Friday, October 7, 2011

Steve Jobs And The Erosion Of Situational Awareness

Steve Jobs has died, but I feel little compulsion to buy an Apple product in tribute to the man. Not that I'm any Luddite. I have a laptop at work (Dell) and a tower-style PC at home (also Dell), and between the two I already commit obscene portions of my waking hours to email, blogging, web site maintenance, word processing, software development, web surfing, social networking and much else. I need some space between work and home in which I can just be myself, wandering through the environment unburdened by the temptations presented by electronic devices. Just as nature intended. Cro-Magnon-ilke, I don't even own a cell phone. However - also Cro-Magnon-like - I am able to remain alert to my environment, ever ready (if not always willing) to plunge my spear into prey or some hairy-backed dude from an enemy tribe. And that is also what nature intended.

Last week I blogged about the science of being streetwise, which boils down to something called "situational awareness". I first encountered this term in a discussion about the differences between Nerds and Jocks. The author had observed that Nerds tended to be focused on their own private worlds, and were often clueless about changes in either their physical or their social environment. Jocks, on the other hand, were always on guard for a ball to catch, a girl to impress, a rival to overtake or a dollar to be made. That is "situational awareness", and it seems to be the main advantage of those guys so annoyingly classed by the pick-up gurus as "alpha males". It allows would-be entrepreneurs to sense "opportunity", athletes to score, and soldiers and policemen to do their jobs. Even if you're a nondescript pedestrian, situational awareness will keep you from getting mugged or run over or even just from falling into an open manhole. I prefer to think that I'm like that.

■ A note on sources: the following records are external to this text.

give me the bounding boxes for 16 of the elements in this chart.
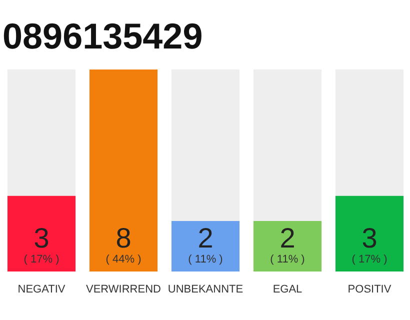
data-label: 2 bbox=[198, 222, 214, 254]
annotation: ( 11% ) bbox=[270, 254, 305, 266]
data-label: 3 bbox=[362, 222, 378, 254]
annotation: ( 17% ) bbox=[352, 254, 388, 266]
x-tick-label: EGAL bbox=[272, 284, 302, 296]
x-tick-label: POSITIV bbox=[348, 284, 392, 296]
annotation: ( 44% ) bbox=[106, 254, 142, 266]
data-label: 3 bbox=[34, 222, 50, 254]
annotation: ( 11% ) bbox=[188, 254, 223, 266]
x-tick-label: UNBEKANNTE bbox=[168, 284, 244, 296]
chart-title: 0896135429 bbox=[2, 16, 203, 56]
data-label: 8 bbox=[116, 222, 132, 254]
x-tick-label: VERWIRREND bbox=[86, 284, 162, 296]
x-tick-label: NEGATIV bbox=[18, 284, 66, 296]
data-label: 2 bbox=[280, 222, 296, 254]
annotation: ( 17% ) bbox=[24, 254, 60, 266]
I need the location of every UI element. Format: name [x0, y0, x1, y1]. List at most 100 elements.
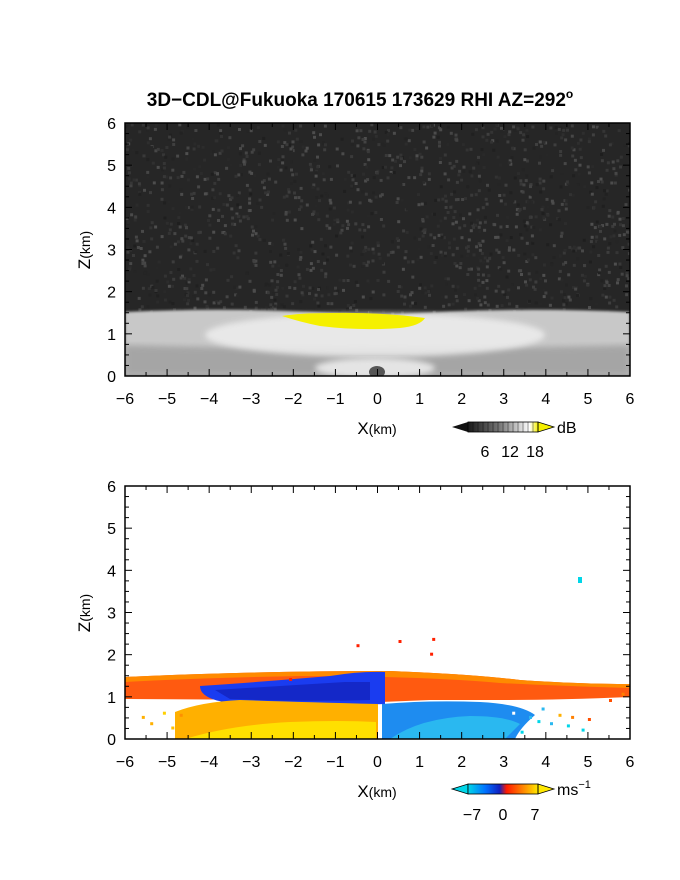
noise-pixel	[481, 280, 485, 284]
noise-pixel	[203, 158, 207, 162]
noise-pixel	[509, 162, 513, 166]
noise-pixel	[620, 272, 624, 276]
noise-pixel	[399, 164, 402, 168]
noise-pixel	[428, 293, 431, 297]
noise-pixel	[371, 259, 375, 263]
noise-pixel	[443, 254, 447, 258]
noise-pixel	[298, 283, 302, 286]
noise-pixel	[516, 203, 520, 207]
noise-pixel	[459, 262, 463, 265]
noise-pixel	[288, 131, 291, 135]
noise-pixel	[535, 183, 539, 187]
noise-pixel	[447, 241, 451, 245]
noise-pixel	[336, 220, 340, 224]
noise-pixel	[458, 266, 462, 270]
noise-pixel	[400, 198, 404, 202]
noise-pixel	[206, 263, 209, 267]
noise-pixel	[579, 138, 583, 142]
noise-pixel	[138, 191, 141, 195]
noise-pixel	[288, 286, 292, 290]
noise-pixel	[296, 248, 300, 252]
noise-pixel	[181, 129, 185, 133]
noise-pixel	[460, 175, 464, 179]
noise-pixel	[498, 163, 502, 167]
noise-pixel	[340, 137, 344, 141]
noise-pixel	[517, 253, 521, 257]
noise-pixel	[421, 229, 425, 233]
noise-pixel	[220, 306, 224, 310]
noise-pixel	[163, 216, 167, 220]
noise-pixel	[150, 146, 153, 150]
noise-pixel	[387, 279, 391, 283]
noise-pixel	[229, 197, 233, 201]
noise-pixel	[239, 164, 243, 167]
noise-pixel	[557, 277, 561, 281]
noise-pixel	[433, 261, 437, 264]
noise-pixel	[378, 256, 382, 260]
noise-pixel	[244, 151, 248, 155]
x-tick-label: 5	[583, 391, 592, 408]
noise-pixel	[295, 137, 299, 141]
noise-pixel	[574, 168, 578, 172]
noise-pixel	[301, 153, 305, 157]
noise-pixel	[454, 294, 458, 298]
noise-pixel	[366, 260, 370, 264]
noise-pixel	[338, 278, 342, 282]
noise-pixel	[476, 218, 479, 222]
noise-pixel	[493, 127, 497, 131]
noise-pixel	[326, 286, 330, 290]
noise-pixel	[130, 123, 134, 127]
noise-pixel	[374, 195, 378, 199]
velocity-speckle	[430, 652, 434, 656]
noise-pixel	[470, 221, 473, 225]
noise-pixel	[396, 197, 400, 201]
noise-pixel	[162, 162, 166, 165]
noise-pixel	[587, 140, 591, 144]
x-tick-label: −1	[326, 754, 344, 771]
noise-pixel	[311, 185, 315, 189]
noise-pixel	[517, 286, 520, 290]
noise-pixel	[606, 161, 610, 165]
noise-pixel	[490, 140, 494, 144]
noise-pixel	[519, 182, 523, 186]
noise-pixel	[433, 131, 437, 135]
noise-pixel	[373, 130, 377, 134]
noise-pixel	[515, 304, 519, 308]
noise-pixel	[423, 182, 427, 186]
noise-pixel	[466, 254, 470, 258]
noise-pixel	[505, 168, 509, 171]
noise-pixel	[347, 170, 351, 174]
noise-pixel	[312, 210, 316, 214]
noise-pixel	[129, 248, 132, 252]
noise-pixel	[538, 228, 542, 232]
noise-pixel	[597, 271, 601, 275]
noise-pixel	[243, 162, 246, 166]
noise-pixel	[248, 197, 252, 201]
noise-pixel	[221, 302, 225, 306]
noise-pixel	[396, 238, 400, 242]
noise-pixel	[582, 238, 586, 242]
noise-pixel	[146, 126, 150, 130]
noise-pixel	[186, 146, 190, 150]
noise-pixel	[279, 269, 283, 272]
noise-pixel	[294, 196, 297, 200]
noise-pixel	[264, 306, 268, 310]
noise-pixel	[449, 131, 453, 135]
noise-pixel	[343, 189, 347, 193]
noise-pixel	[304, 309, 308, 313]
noise-pixel	[151, 285, 155, 289]
noise-pixel	[528, 195, 532, 199]
noise-pixel	[362, 172, 365, 176]
noise-pixel	[178, 123, 182, 127]
noise-pixel	[310, 248, 314, 252]
noise-pixel	[552, 166, 556, 170]
noise-pixel	[456, 198, 460, 201]
noise-pixel	[173, 232, 177, 236]
noise-pixel	[356, 283, 360, 287]
noise-pixel	[597, 240, 601, 244]
noise-pixel	[237, 191, 241, 195]
noise-pixel	[603, 284, 607, 288]
noise-pixel	[360, 235, 364, 239]
noise-pixel	[535, 270, 539, 274]
noise-pixel	[592, 125, 595, 129]
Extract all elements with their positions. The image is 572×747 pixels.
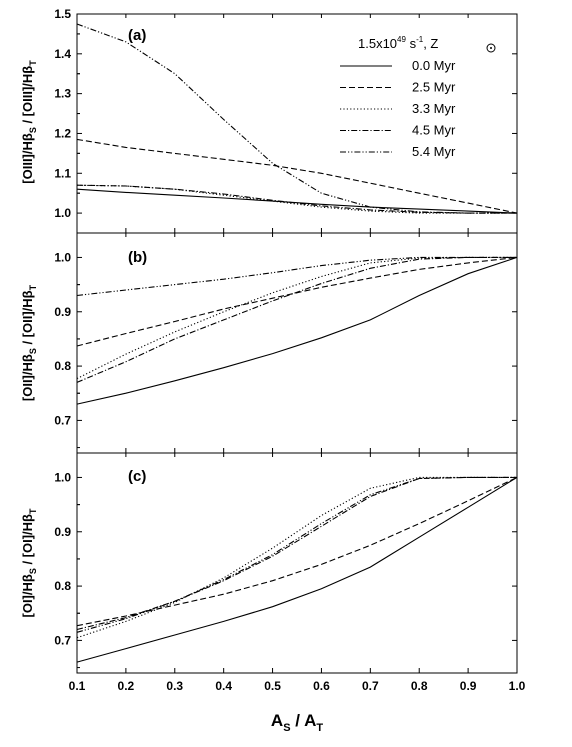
series-line-4-5-myr — [76, 184, 517, 214]
y-tick-label: 0.8 — [54, 359, 71, 373]
x-tick-label: 0.1 — [69, 679, 86, 693]
series-line-2-5-myr — [76, 256, 518, 347]
x-tick-label: 1.0 — [509, 679, 526, 693]
y-tick-label: 1.2 — [54, 126, 71, 140]
panel-c-lines — [76, 476, 518, 663]
y-tick-label: 1.3 — [54, 87, 71, 101]
panel-b-ylabel: [OII]/HβS / [OII]/HβT — [20, 284, 38, 401]
legend-label: 0.0 Myr — [412, 58, 456, 73]
y-tick-label: 1.0 — [54, 470, 71, 484]
panel-b-lines — [76, 256, 518, 405]
x-tick-label: 0.9 — [460, 679, 477, 693]
panel-c-ylabel: [OI]/HβS / [OI]/HβT — [20, 508, 38, 618]
y-tick-label: 0.8 — [54, 579, 71, 593]
x-tick-labels: 0.1 0.2 0.3 0.4 0.5 0.6 0.7 0.8 0.9 1.0 — [69, 679, 526, 693]
panel-c-ticks: 0.7 0.8 0.9 1.0 — [54, 453, 518, 673]
series-line-0-0-myr — [76, 256, 518, 405]
y-tick-label: 0.9 — [54, 525, 71, 539]
panel-a-ticks: 1.0 1.1 1.2 1.3 1.4 1.5 — [54, 7, 518, 233]
x-tick-label: 0.3 — [166, 679, 183, 693]
y-tick-label: 0.9 — [54, 305, 71, 319]
panel-a-ylabel: [OIII]/HβS / [OIII]/HβT — [20, 60, 38, 184]
x-tick-label: 0.2 — [118, 679, 135, 693]
x-tick-label: 0.8 — [411, 679, 428, 693]
legend-title: 1.5x1049 s-1, Z — [358, 35, 438, 51]
panel-b-label: (b) — [128, 249, 147, 266]
panel-c: 0.7 0.8 0.9 1.0 (c) [OI]/HβS / [OI]/HβT — [20, 452, 518, 674]
series-line-4-5-myr — [76, 256, 517, 383]
series-line-5-4-myr — [76, 256, 517, 297]
series-line-2-5-myr — [76, 138, 518, 214]
panel-a: 1.0 1.1 1.2 1.3 1.4 1.5 (a) [OIII]/HβS / [OII… — [20, 7, 518, 234]
panel-c-frame — [76, 452, 518, 674]
x-tick-label: 0.6 — [313, 679, 330, 693]
legend: 1.5x1049 s-1, Z 0.0 Myr 2.5 Myr 3.3 Myr 4.5… — [340, 35, 496, 159]
panel-b: 0.7 0.8 0.9 1.0 (b) [OII]/HβS / [OII]/HβT — [20, 232, 518, 454]
legend-entries: 0.0 Myr 2.5 Myr 3.3 Myr 4.5 Myr 5.4 Myr — [340, 58, 456, 159]
sun-icon — [486, 43, 496, 53]
panel-a-lines — [76, 23, 518, 214]
y-tick-label: 0.7 — [54, 413, 71, 427]
series-line-3-3-myr — [76, 476, 517, 639]
legend-label: 3.3 Myr — [412, 101, 456, 116]
series-line-3-3-myr — [76, 256, 517, 380]
y-tick-label: 1.5 — [54, 7, 71, 21]
y-tick-label: 1.1 — [54, 166, 71, 180]
y-tick-label: 1.4 — [54, 47, 71, 61]
series-line-2-5-myr — [76, 476, 518, 627]
panel-b-ticks: 0.7 0.8 0.9 1.0 — [54, 233, 518, 453]
series-line-5-4-myr — [76, 476, 517, 633]
series-line-0-0-myr — [76, 188, 518, 214]
x-tick-label: 0.5 — [264, 679, 281, 693]
panel-c-label: (c) — [128, 468, 146, 485]
y-tick-label: 0.7 — [54, 633, 71, 647]
panel-a-label: (a) — [128, 27, 146, 44]
x-axis-label: AS / AT — [271, 711, 323, 734]
x-tick-label: 0.4 — [215, 679, 232, 693]
series-line-4-5-myr — [76, 476, 517, 631]
legend-label: 4.5 Myr — [412, 123, 456, 138]
series-line-0-0-myr — [76, 476, 518, 663]
legend-label: 2.5 Myr — [412, 80, 456, 95]
y-tick-label: 1.0 — [54, 250, 71, 264]
series-line-3-3-myr — [76, 184, 517, 214]
x-tick-label: 0.7 — [362, 679, 379, 693]
series-line-5-4-myr — [76, 23, 517, 214]
panel-b-frame — [76, 232, 518, 454]
y-tick-label: 1.0 — [54, 206, 71, 220]
legend-label: 5.4 Myr — [412, 144, 456, 159]
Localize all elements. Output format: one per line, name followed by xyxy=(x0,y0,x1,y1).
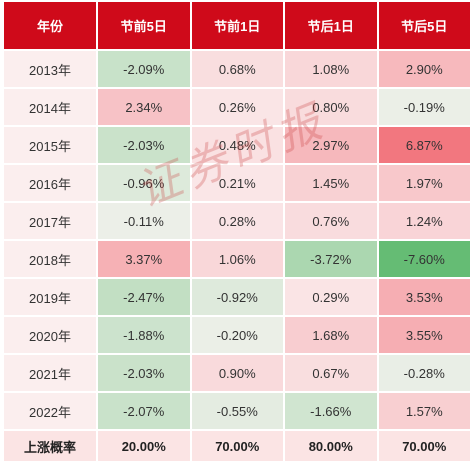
value-cell: 1.06% xyxy=(189,239,285,279)
value-cell: -1.66% xyxy=(283,391,379,431)
summary-value: 20.00% xyxy=(96,429,192,463)
value-cell: 3.53% xyxy=(376,277,472,317)
table-row: 2013年 -2.09% 0.68% 1.08% 2.90% xyxy=(2,49,472,89)
table-row: 2018年 3.37% 1.06% -3.72% -7.60% xyxy=(2,239,472,279)
value-cell: 2.90% xyxy=(376,49,472,89)
value-cell: 0.29% xyxy=(283,277,379,317)
value-cell: -0.55% xyxy=(189,391,285,431)
value-cell: -2.47% xyxy=(96,277,192,317)
value-cell: 0.48% xyxy=(189,125,285,165)
year-cell: 2019年 xyxy=(2,277,98,317)
value-cell: -2.07% xyxy=(96,391,192,431)
value-cell: 1.24% xyxy=(376,201,472,241)
value-cell: -7.60% xyxy=(376,239,472,279)
year-cell: 2016年 xyxy=(2,163,98,203)
value-cell: -2.09% xyxy=(96,49,192,89)
year-cell: 2022年 xyxy=(2,391,98,431)
value-cell: -0.11% xyxy=(96,201,192,241)
value-cell: 0.80% xyxy=(283,87,379,127)
header-year: 年份 xyxy=(2,0,98,51)
value-cell: -3.72% xyxy=(283,239,379,279)
value-cell: -0.19% xyxy=(376,87,472,127)
year-cell: 2017年 xyxy=(2,201,98,241)
value-cell: 0.67% xyxy=(283,353,379,393)
value-cell: 0.26% xyxy=(189,87,285,127)
value-cell: -0.92% xyxy=(189,277,285,317)
table-row: 2021年 -2.03% 0.90% 0.67% -0.28% xyxy=(2,353,472,393)
table-row: 2019年 -2.47% -0.92% 0.29% 3.53% xyxy=(2,277,472,317)
value-cell: -1.88% xyxy=(96,315,192,355)
value-cell: 1.57% xyxy=(376,391,472,431)
value-cell: 2.34% xyxy=(96,87,192,127)
header-pre5: 节前5日 xyxy=(96,0,192,51)
value-cell: 2.97% xyxy=(283,125,379,165)
table-row: 2020年 -1.88% -0.20% 1.68% 3.55% xyxy=(2,315,472,355)
value-cell: 0.76% xyxy=(283,201,379,241)
table-row: 2017年 -0.11% 0.28% 0.76% 1.24% xyxy=(2,201,472,241)
value-cell: 0.21% xyxy=(189,163,285,203)
year-cell: 2014年 xyxy=(2,87,98,127)
header-pre1: 节前1日 xyxy=(189,0,285,51)
table-row: 2015年 -2.03% 0.48% 2.97% 6.87% xyxy=(2,125,472,165)
summary-value: 70.00% xyxy=(189,429,285,463)
value-cell: 3.37% xyxy=(96,239,192,279)
table-row: 2014年 2.34% 0.26% 0.80% -0.19% xyxy=(2,87,472,127)
value-cell: 1.68% xyxy=(283,315,379,355)
value-cell: 0.90% xyxy=(189,353,285,393)
value-cell: 6.87% xyxy=(376,125,472,165)
year-cell: 2021年 xyxy=(2,353,98,393)
table-row: 2022年 -2.07% -0.55% -1.66% 1.57% xyxy=(2,391,472,431)
summary-label: 上涨概率 xyxy=(2,429,98,463)
summary-value: 70.00% xyxy=(376,429,472,463)
summary-row: 上涨概率 20.00% 70.00% 80.00% 70.00% xyxy=(2,429,472,463)
value-cell: 1.97% xyxy=(376,163,472,203)
value-cell: 1.08% xyxy=(283,49,379,89)
value-cell: 0.68% xyxy=(189,49,285,89)
header-post1: 节后1日 xyxy=(283,0,379,51)
header-row: 年份 节前5日 节前1日 节后1日 节后5日 xyxy=(2,0,472,51)
year-cell: 2018年 xyxy=(2,239,98,279)
value-cell: 0.28% xyxy=(189,201,285,241)
value-cell: -0.20% xyxy=(189,315,285,355)
value-cell: -0.96% xyxy=(96,163,192,203)
value-cell: 1.45% xyxy=(283,163,379,203)
header-post5: 节后5日 xyxy=(376,0,472,51)
year-cell: 2015年 xyxy=(2,125,98,165)
value-cell: -2.03% xyxy=(96,125,192,165)
returns-table: 年份 节前5日 节前1日 节后1日 节后5日 2013年 -2.09% 0.68% 1… xyxy=(2,0,472,463)
year-cell: 2013年 xyxy=(2,49,98,89)
value-cell: 3.55% xyxy=(376,315,472,355)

Most people, these days, aren't. One reason I don't feel a need to buy an Apple product is because I see them everywhere. Their utter ubiquity precludes any curiosity I might have had about them. On the T, on the streets - all around me I see people with iPods plugged into their ears, reading things on their iPads, clamping their iPhones to their faces - or, more often than not - just checking their email on the damn things with flicks of their soft little fingers or diddling with some infantile computer game. And I see them doing all this while they are dodging traffic, stumbling down alleyways and shuffling past shady-looking strangers (like, indeed, me). A lot of these folks are young, I know, and I've heard it said that the youngest among us are better at multi-tasking. But anyone should be able to do any task better if they pay full attention to that task while they're doing it. Instead, the young have turned themselves into an entire generation of blinkered Nerds.

A few weeks ago a young woman was assaulted at an inner city Orange Line station. Apparently, she was strolling along fiddling with some electronic device, and some dude came up on her and... You can imagine the rest. The news team reporting this item put a damper on their happy talk for a moment to warn the public about Paying Attention To Their Surroundings. Especially after dark, if you're a nubile young lady, in not the best of Boston neighborhoods. At least she wasn't driving - another venue where "situational awareness" has been eroded right and left by a biblical plague of electronic devices.

Violent crime is not as bad these days as it had sometimes been in previous decades, so sacrificing vigilance to the pleasure of being perpetually wired may not be as costly as it could be. But times change, and eventually the need for vigilance will return. All those people with their precious senses glued to their Jobs-ian iProducts, barely aware of where they're going - much less of what might stand in their way - will suddenly become vulnerable again. Their plight will give new meaning to the phrase "Electric Sheep" as a horde of unplugged-in wolves descends on them.